Tuesday, August 25, 2020

Thoughts at the end of August 2020 - I am NOT Cosy.

It is Tuesday August 25th, and I don't know where the month went. The weather has suddenly turned autumnal, as a consequence of which I feel considerably better. After almost six months of being told what to do, shielding, isolating and playing the "old lady", the worm has turned. I AM going to drive again, despite what my (non-driving) son says and despite my rackety old car. I don't go far, after all, chiropodist, hairdresser, doctor and I might even venture to attempt Tesco!

Meanwhile, I have been watching Foyle's War. Not quite bingeing (now discovered there's an "e" in the middle) but watching them over a few weeks consecutively. I'm now well into the Cold War in 1947 and I'm constantly surprised at how accurate it is. Last night, saw a specially made documentary "The Making Of Foyle's War", which encompassed the War Office expert, the properties and art department and various other experts, which explained a lot. Over the years the odd episode has given me material for my own books, one of which I was describing to my daughter this morning. "That doesn't sound very 'Cosy', Mum," she said. My reply? Guess.

I have been fighting a One-Woman War against the term "Cosy", coined in the States, for years. I'm sorry, but I don't consider homophobic murder and attacks, people smuggling, modern slavery, child abuse  and paedophilia very cosy, all of which I have written about. Other writers in roughly the same genre have also written about similar subjects. We are described as following in the wake of Agatha Christie, who would have been horrified to be descibed as Cosy.

When I started my career as a novelist I was already a writer, in that I wrote stuff for money.
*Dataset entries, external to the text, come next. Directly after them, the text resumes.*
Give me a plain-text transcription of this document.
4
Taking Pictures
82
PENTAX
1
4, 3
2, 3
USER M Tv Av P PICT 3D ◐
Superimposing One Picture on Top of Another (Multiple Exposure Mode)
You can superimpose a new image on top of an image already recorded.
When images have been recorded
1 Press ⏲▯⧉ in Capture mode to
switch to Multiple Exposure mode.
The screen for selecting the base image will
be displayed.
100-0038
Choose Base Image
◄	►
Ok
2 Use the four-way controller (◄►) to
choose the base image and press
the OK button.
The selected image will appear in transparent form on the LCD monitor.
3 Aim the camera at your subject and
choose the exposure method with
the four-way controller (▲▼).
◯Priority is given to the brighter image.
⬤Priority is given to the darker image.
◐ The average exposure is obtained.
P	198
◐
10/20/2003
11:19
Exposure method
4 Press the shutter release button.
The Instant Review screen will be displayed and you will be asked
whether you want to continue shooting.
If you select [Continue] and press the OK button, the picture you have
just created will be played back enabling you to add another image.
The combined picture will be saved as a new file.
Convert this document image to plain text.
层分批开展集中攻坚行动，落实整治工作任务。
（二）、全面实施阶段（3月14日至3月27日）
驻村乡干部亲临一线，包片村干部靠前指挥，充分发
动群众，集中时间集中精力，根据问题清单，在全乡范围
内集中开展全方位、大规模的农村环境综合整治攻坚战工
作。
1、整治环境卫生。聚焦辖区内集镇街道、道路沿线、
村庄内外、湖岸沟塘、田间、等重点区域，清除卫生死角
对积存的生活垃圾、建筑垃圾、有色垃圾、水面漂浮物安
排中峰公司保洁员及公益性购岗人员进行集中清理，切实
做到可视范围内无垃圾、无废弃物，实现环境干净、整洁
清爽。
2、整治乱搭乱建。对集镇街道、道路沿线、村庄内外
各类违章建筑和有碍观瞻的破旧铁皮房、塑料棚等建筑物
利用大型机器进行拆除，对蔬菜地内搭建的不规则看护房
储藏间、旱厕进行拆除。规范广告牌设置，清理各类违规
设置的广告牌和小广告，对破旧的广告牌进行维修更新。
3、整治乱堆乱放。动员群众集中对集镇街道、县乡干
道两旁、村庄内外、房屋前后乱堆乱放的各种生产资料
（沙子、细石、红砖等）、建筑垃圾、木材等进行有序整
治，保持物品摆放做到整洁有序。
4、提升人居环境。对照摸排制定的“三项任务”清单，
I called myself a writing whore. I adored many of the Golden Age writers, although not Christie so much, and read many modern crime novels. Yes, funnily enough, that was what they were. Crime novelists. Then, a few books in, I discovered - via Waterstones, no Amazon, then - that I was "Cozy". Yes, to compound matters, spelt with a "Z".
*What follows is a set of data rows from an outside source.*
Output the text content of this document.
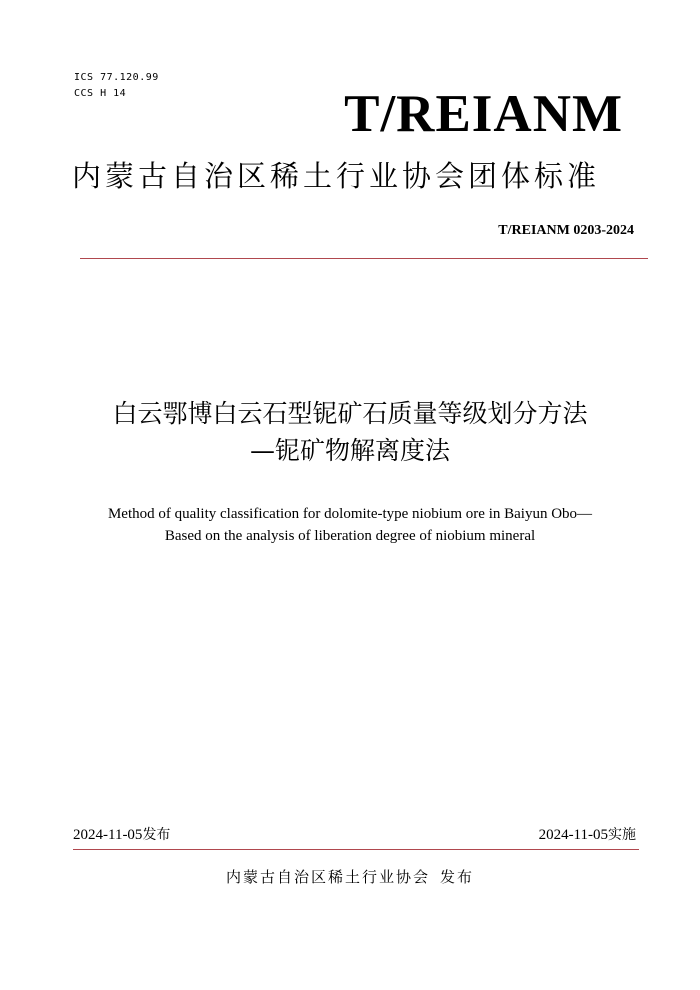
ICS 77.120.99
CCS H 14	T/REIANM
内蒙古自治区稀土行业协会团体标准
T/REIANM 0203-2024
白云鄂博白云石型铌矿石质量等级划分方法
—铌矿物解离度法
Method of quality classification for dolomite-type niobium ore in Baiyun Obo—
Based on the analysis of liberation degree of niobium mineral
2024-11-05发布	2024-11-05实施
内蒙古自治区稀土行业协会 发布
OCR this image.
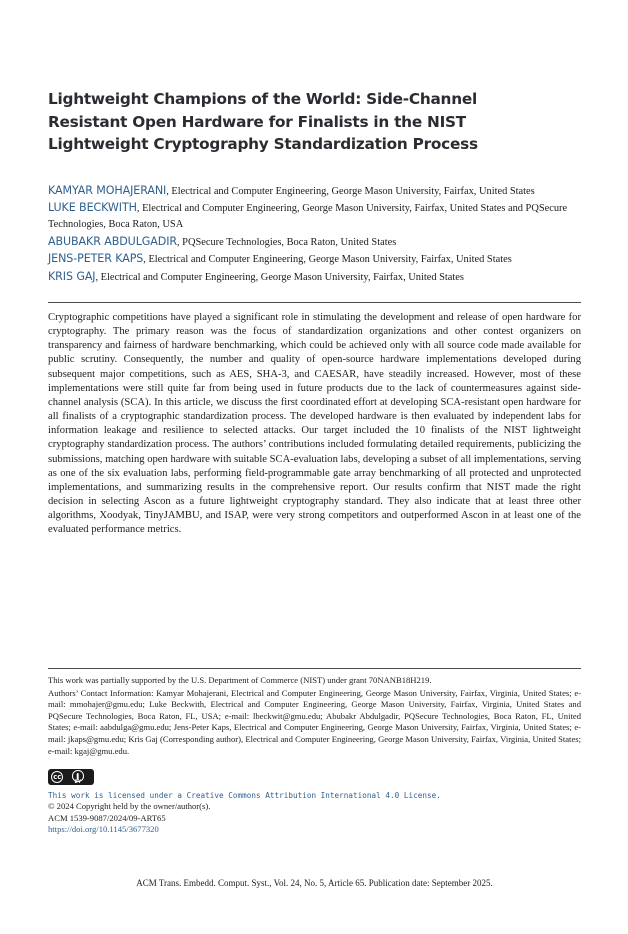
Lightweight Champions of the World: Side-Channel Resistant Open Hardware for Finalists in the NIST Lightweight Cryptography Standardization Process
KAMYAR MOHAJERANI, Electrical and Computer Engineering, George Mason University, Fairfax, United States
LUKE BECKWITH, Electrical and Computer Engineering, George Mason University, Fairfax, United States and PQSecure Technologies, Boca Raton, USA
ABUBAKR ABDULGADIR, PQSecure Technologies, Boca Raton, United States
JENS-PETER KAPS, Electrical and Computer Engineering, George Mason University, Fairfax, United States
KRIS GAJ, Electrical and Computer Engineering, George Mason University, Fairfax, United States
Cryptographic competitions have played a significant role in stimulating the development and release of open hardware for cryptography. The primary reason was the focus of standardization organizations and other contest organizers on transparency and fairness of hardware benchmarking, which could be achieved only with all source code made available for public scrutiny. Consequently, the number and quality of open-source hardware implementations developed during subsequent major competitions, such as AES, SHA-3, and CAESAR, have steadily increased. However, most of these implementations were still quite far from being used in future products due to the lack of countermeasures against side-channel analysis (SCA). In this article, we discuss the first coordinated effort at developing SCA-resistant open hardware for all finalists of a cryptographic standardization process. The developed hardware is then evaluated by independent labs for information leakage and resilience to selected attacks. Our target included the 10 finalists of the NIST lightweight cryptography standardization process. The authors’ contributions included formulating detailed requirements, publicizing the submissions, matching open hardware with suitable SCA-evaluation labs, developing a subset of all implementations, serving as one of the six evaluation labs, performing field-programmable gate array benchmarking of all protected and unprotected implementations, and summarizing results in the comprehensive report. Our results confirm that NIST made the right decision in selecting Ascon as a future lightweight cryptography standard. They also indicate that at least three other algorithms, Xoodyak, TinyJAMBU, and ISAP, were very strong competitors and outperformed Ascon in at least one of the evaluated performance metrics.
This work was partially supported by the U.S. Department of Commerce (NIST) under grant 70NANB18H219.
Authors’ Contact Information: Kamyar Mohajerani, Electrical and Computer Engineering, George Mason University, Fairfax, Virginia, United States; e-mail: mmohajer@gmu.edu; Luke Beckwith, Electrical and Computer Engineering, George Mason University, Fairfax, Virginia, United States and PQSecure Technologies, Boca Raton, FL, USA; e-mail: lbeckwit@gmu.edu; Abubakr Abdulgadir, PQSecure Technologies, Boca Raton, FL, United States; e-mail: aabdulga@gmu.edu; Jens-Peter Kaps, Electrical and Computer Engineering, George Mason University, Fairfax, Virginia, United States; e-mail: jkaps@gmu.edu; Kris Gaj (Corresponding author), Electrical and Computer Engineering, George Mason University, Fairfax, Virginia, United States; e-mail: kgaj@gmu.edu.
cc
BY
This work is licensed under a Creative Commons Attribution International 4.0 License.
© 2024 Copyright held by the owner/author(s).
ACM 1539-9087/2024/09-ART65
https://doi.org/10.1145/3677320
ACM Trans. Embedd. Comput. Syst., Vol. 24, No. 5, Article 65. Publication date: September 2025.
I even founded a Facebook Group called Traditional Mystery Writers UK, which attracted a few fellow novelists, but has never really thrived. But now I'm determined to fight against this rather derogatory and disparaging sobriquet. I am NOT COSY. Neither am I a doddery old lady. I can (mostly) look after myself - oh, and I'm still earning my own living. I am extremely grateful to my offspring for being there for me during the Covid 19 lockdown, for fetching and carrying and generally doing the things I can't, but we've all got to stand on our own two (wobbly) feet sometime. So off we go into the rest of 2020 with determination.